Date:	Sun, 21 Feb 1993 20:44:41 -0800
From:	Pavel Curtis <Pavel@parc.xerox.com>
To:	tleg@dartvax.dartmouth.edu
cc:	dfwizzes@dartvax.dartmouth.edu, moo-cows@parc.xerox.com
Subject: Re: MOO Questions.

> Date:	Sun, 21 Feb 1993 07:17:32 -0800
> From:	tleg@dartvax.dartmouth.edu (Ted Wallace)
> 
> One: How efficient is MOO wrt to softcoding everything?  That is, since new
> things are added into the database, rather than the server code, it might
> be less efficient (MUSH and MUSE have commands based in the server and it
> takes C hacking to add new stuff).  That is - I've seen considerable server
> lag on LambdaMOO (~86 people were on that night).  What kind of Machine is
> Lambda on?  And is large server lag just an accepted consequence of MOO?
> How long would a typical delay be on a typical machine for 40 users, and
> what is the max delay on a typical machine for a max number of users of,
> say, 80 people?

LambdaMOO is running on a Sun SPARCstation IPX with 128 Mbytes of physical
memory and 1.4 Gbytes of local disk space.  The database file is currently
weighing in at about 70 Mbytes on disk.

The vast majority of lag on LambdaMOO is caused by the large number of
long-running, CPU-intensive, background tasks running there, especially related
to the role-playing game system some folks wrote.  Tasks created to execute
player commands usually finish in a small fraction of a second, not
contributing to lag hardly at all, even with many (~80) users.  The difficulty
comes when tasks that require a lot of compute-time get started.  The server
currently uses a fixed timeout of 30,000 ticks or 15 seconds for `foreground'
tasks (like player commands) and 20,000 ticks or 5 seconds for `background'
tasks (forked or suspended).  Long-running tasks (e.g., ones that search the
entire database for various kinds of information or perform very complicated
computations) usually use up all of their assigned time each time they get a
chance to run, locking out executions of play commands for that time.  The many
tasks spawned by the RPG system are frequently of this sort and thus slow down
interactive response.

The answer to your specific questions about response with 40 or 80 users,
therefore, almost entirely depends on what's being done in the commands those
users are typing and how many and what kinds of tasks are being done in the
background.  Absent any background tasks, normal MUDding commands (say, emote,
page, text-editing, programming, sending mail, digging, describing, etc.)
induce essentially no perceptible lag.  On a SPARCstation 2 or similar machine
(25 MIPS?  I can't remember) with sufficient physical memory (approximately 1.5
times the size of the DB file on disk), a server running only such commands and
handling 50 or so users should be able to provide delays under a second.

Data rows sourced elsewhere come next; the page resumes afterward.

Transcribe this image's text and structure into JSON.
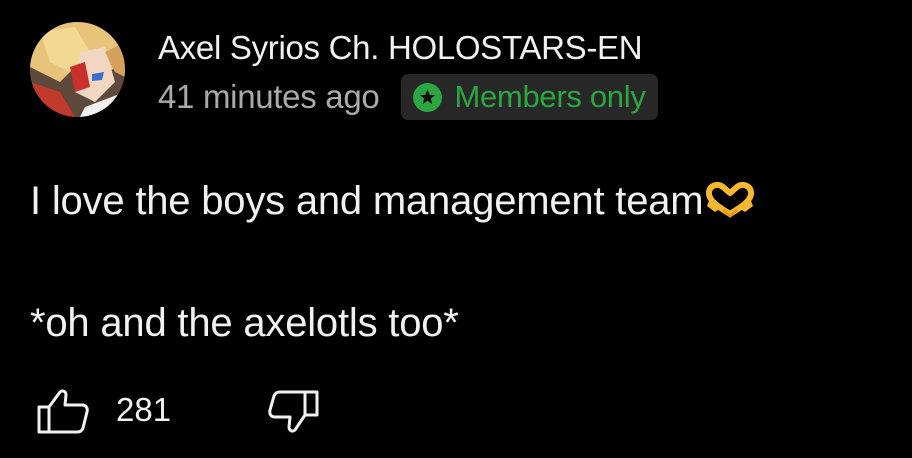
{
  "comment": {
    "author": "Axel Syrios Ch. HOLOSTARS-EN",
    "timestamp": "41 minutes ago",
    "badge": {
      "label": "Members only",
      "icon": "star-icon",
      "color": "#2ba640"
    },
    "text_lines": [
      "I love the boys and management team",
      "*oh and the axelotls too*"
    ],
    "emoji": "heart-hands-emoji",
    "like_count": "281"
  },
  "actions": {
    "like_icon": "thumbs-up-icon",
    "dislike_icon": "thumbs-down-icon"
  },
  "colors": {
    "background": "#000000",
    "primary_text": "#f1f1f1",
    "secondary_text": "#aaaaaa",
    "badge_background": "#272727",
    "members_green": "#2ba640"
  }
}
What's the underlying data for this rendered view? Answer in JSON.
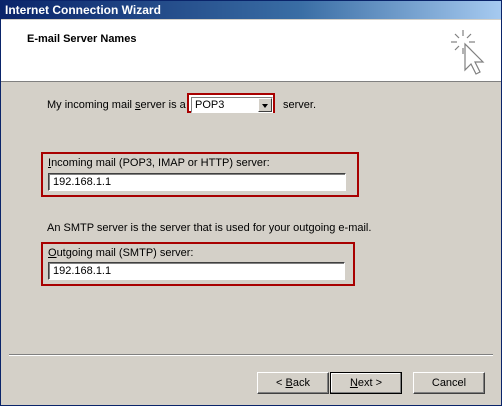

Of course, sometimes the Internet itself provides lag time; these predictions,
of course, assume no such added problems.

> Any additional insights you might give to efficiency/stability/ease of use
> issues would be GREATLY appreciated.

I have no experience running any other kind of MUD server, but I have been told
that the LambdaMOO server code is better written, more easily read and
modified, and much more stable than most others.  LambdaMOO commonly runs for
weeks at a time without being rebooted and has had no crashes attributable to
the server code for many months (unless I'm forgetting something, but I don't
think I am).

Also, because the LambdaMOO server is at the heart of my own professional
research interests (applications of social virtual realities to
non-recreational settings), I am constantly on the lookout for ways to improve
the performance, reliability, and functionality of the server.  While I am very
busy, and thus do not (alas) have the time to make new releases of the code as
frequently as I would like, I do try to respond very quickly to reports of
critical bugs in the code, usually providing fixes via email within hours of my
hearing about the problem.  Thus, I think the server is generally pretty
stable.

Of course, all of the above commentary is coming to you from the author of the
code and not an independent user, so you must take it all with a grain of
salt.

	Pavel/Haakon/Lambda